London Dispersion Forces

London dispersion forces, or van der Waals forces, are the weakest type of intermolecular forces, present in all molecules, whether polar or nonpolar.
They occur as a result of temporary dipoles formed due to the movement of electrons in an atom or molecule.

• Noble gases like xenon ( Xe ) only exhibit London dispersion forces. These forces allow xenon atoms to aggregate in the solid state, albeit weakly.
• Similarly, nonpolar molecules like ethane ( C₂H₆ ) rely on dispersion forces as their primary intermolecular interaction.
• Even in polar molecules like hydrogen sulfide ( H₂S ) and phosphorus ( P₄ ), these dispersion forces, although often overshadowed by stronger forces, contribute to the overall molecular cohesion.

Covalent Bonds

Covalent bonds involve the sharing of electrons between atoms, most commonly between nonmetals. These bonds are critical in the structure of molecular compounds and form when atoms achieve greater stability by sharing electron pairs.

• Phosphorus ( P₄ ) forms a classic example, where each phosphorus atom shares electrons covalently, creating a stable tetrahedral structure.
• While covalent bonds are primarily responsible for holding the atoms within a molecule together, the molecules themselves may still interact through weaker intermolecular forces like London dispersion forces.

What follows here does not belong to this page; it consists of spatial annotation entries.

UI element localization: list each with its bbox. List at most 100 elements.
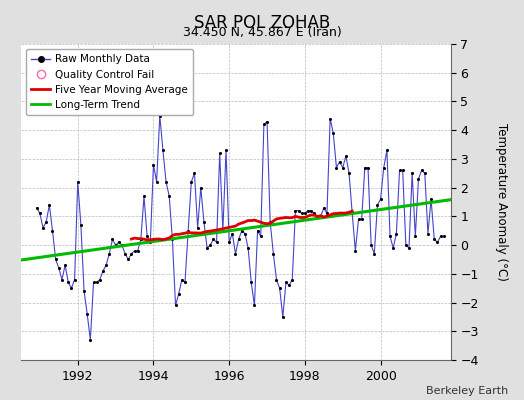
Legend: Raw Monthly Data, Quality Control Fail, Five Year Moving Average, Long-Term Tren: Raw Monthly Data, Quality Control Fail, …: [26, 49, 193, 115]
Point: [288, 276, 297, 283]
Point: [196, 184, 205, 191]
Point: [272, 276, 281, 283]
Point: [39, 225, 47, 231]
Point: [203, 245, 211, 251]
Point: [266, 219, 275, 225]
Point: [247, 279, 255, 286]
Point: [361, 164, 369, 171]
Point: [269, 250, 278, 257]
Point: [219, 228, 227, 234]
Point: [124, 256, 133, 263]
Point: [36, 210, 44, 217]
Point: [379, 164, 388, 171]
Point: [430, 236, 439, 242]
Point: [414, 176, 423, 182]
Point: [58, 276, 66, 283]
Point: [244, 245, 252, 251]
Point: [105, 250, 114, 257]
Point: [48, 228, 57, 234]
Point: [108, 236, 117, 242]
Point: [92, 279, 101, 286]
Point: [335, 158, 344, 165]
Point: [64, 279, 72, 286]
Point: [187, 179, 195, 185]
Point: [45, 202, 53, 208]
Point: [174, 291, 183, 297]
Point: [307, 208, 315, 214]
Point: [86, 337, 94, 343]
Point: [383, 147, 391, 154]
Point: [424, 230, 432, 237]
Point: [234, 236, 243, 242]
Point: [405, 245, 413, 251]
Point: [130, 248, 139, 254]
Point: [80, 288, 88, 294]
Point: [89, 279, 97, 286]
Point: [146, 239, 155, 246]
Point: [140, 193, 148, 200]
Text: Berkeley Earth: Berkeley Earth: [426, 386, 508, 396]
Point: [367, 242, 375, 248]
Point: [168, 236, 177, 242]
Point: [156, 113, 164, 119]
Point: [389, 245, 397, 251]
Point: [418, 167, 426, 174]
Point: [370, 250, 378, 257]
Point: [310, 210, 319, 217]
Point: [209, 236, 217, 242]
Point: [115, 239, 123, 246]
Point: [351, 248, 359, 254]
Point: [42, 219, 50, 225]
Point: [95, 276, 104, 283]
Point: [250, 302, 259, 309]
Point: [77, 222, 85, 228]
Point: [357, 216, 366, 222]
Point: [112, 242, 120, 248]
Point: [260, 121, 268, 128]
Point: [190, 170, 199, 176]
Point: [263, 118, 271, 125]
Point: [332, 164, 341, 171]
Point: [215, 150, 224, 156]
Point: [159, 147, 167, 154]
Point: [99, 268, 107, 274]
Point: [165, 193, 173, 200]
Point: [171, 302, 180, 309]
Text: 34.450 N, 45.867 E (Iran): 34.450 N, 45.867 E (Iran): [183, 26, 341, 39]
Point: [54, 265, 63, 271]
Point: [118, 242, 126, 248]
Point: [231, 250, 239, 257]
Point: [67, 285, 75, 291]
Point: [440, 233, 448, 240]
Point: [241, 230, 249, 237]
Point: [225, 239, 233, 246]
Point: [73, 179, 82, 185]
Point: [149, 162, 158, 168]
Point: [421, 170, 429, 176]
Point: [304, 208, 312, 214]
Point: [301, 210, 309, 217]
Point: [212, 239, 221, 246]
Point: [102, 262, 111, 268]
Y-axis label: Temperature Anomaly (°C): Temperature Anomaly (°C): [495, 123, 508, 281]
Point: [398, 167, 407, 174]
Point: [436, 233, 445, 240]
Point: [222, 147, 230, 154]
Point: [298, 210, 306, 217]
Point: [348, 210, 356, 217]
Point: [329, 130, 337, 136]
Point: [320, 204, 328, 211]
Point: [70, 276, 79, 283]
Point: [152, 179, 161, 185]
Point: [193, 225, 202, 231]
Point: [326, 116, 334, 122]
Point: [254, 228, 262, 234]
Point: [279, 314, 287, 320]
Point: [339, 164, 347, 171]
Point: [61, 262, 69, 268]
Point: [395, 167, 403, 174]
Point: [285, 282, 293, 288]
Point: [162, 179, 170, 185]
Point: [276, 285, 284, 291]
Point: [184, 228, 192, 234]
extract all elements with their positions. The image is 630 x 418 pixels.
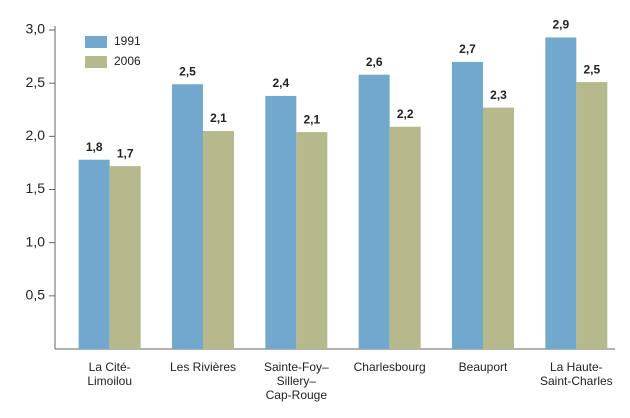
value-label: 2,2 (397, 107, 414, 121)
value-label: 2,3 (490, 88, 507, 102)
y-tick-label: 2,0 (26, 127, 46, 143)
legend-label: 1991 (114, 34, 141, 48)
value-label: 1,7 (117, 146, 134, 160)
value-label: 2,1 (303, 112, 320, 126)
x-tick-label: Sainte-Foy– (264, 360, 329, 374)
legend-label: 2006 (114, 54, 141, 68)
x-tick-label: Beauport (459, 360, 508, 374)
value-label: 2,5 (583, 62, 600, 76)
value-label: 1,8 (86, 140, 103, 154)
value-label: 2,9 (552, 18, 569, 32)
x-tick-label: Limoilou (87, 374, 132, 388)
x-tick-label: Charlesbourg (354, 360, 426, 374)
x-tick-label: Les Rivières (170, 360, 236, 374)
bar (203, 131, 234, 349)
y-tick-label: 3,0 (26, 21, 46, 37)
value-label: 2,5 (179, 64, 196, 78)
legend-swatch (85, 56, 107, 68)
bar (78, 159, 110, 349)
bar (265, 95, 297, 349)
y-tick-label: 0,5 (26, 287, 46, 303)
y-tick-label: 2,5 (26, 74, 46, 90)
bar (358, 74, 390, 349)
value-label: 2,7 (459, 42, 476, 56)
bar (483, 107, 514, 349)
bar (545, 37, 577, 350)
value-label: 2,4 (272, 76, 289, 90)
x-tick-label: Cap-Rouge (266, 388, 328, 402)
bar (172, 84, 203, 349)
y-tick-label: 1,0 (26, 233, 46, 249)
x-tick-label: Saint-Charles (540, 374, 613, 388)
x-tick-label: Sillery– (277, 374, 317, 388)
bar (296, 132, 328, 349)
bar (452, 61, 483, 350)
x-tick-label: La Cité- (89, 360, 131, 374)
legend-swatch (85, 36, 107, 48)
bar (576, 82, 608, 349)
value-label: 2,6 (366, 55, 383, 69)
x-tick-label: La Haute- (550, 360, 603, 374)
value-label: 2,1 (210, 111, 227, 125)
bar (109, 166, 141, 349)
bar (389, 126, 421, 349)
y-tick-label: 1,5 (26, 180, 46, 196)
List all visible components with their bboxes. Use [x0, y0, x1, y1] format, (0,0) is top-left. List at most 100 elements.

Covalent bonds contribute significantly to the chemical properties of substances but are distinct from the forces between molecules in a substance.

Hydrogen Bonds

Hydrogen bonds are a special type of dipole-dipole interaction that occur when hydrogen is covalently bonded to a highly electronegative atom such as oxygen, nitrogen, or fluorine.
It results in a strong attraction between molecules, much stronger than regular dipole-dipole interactions.

• In ammonia ( NH₃ ), the presence of nitrogen, a highly electronegative atom, allows the formation of hydrogen bonds with other NH₃ molecules, significantly contributing to its physical properties, such as a relatively high boiling point for a molecule of its size.

Hydrogen bonds are crucial in many biological and chemical processes, greatly affecting the structure and behavior of molecules in different environments.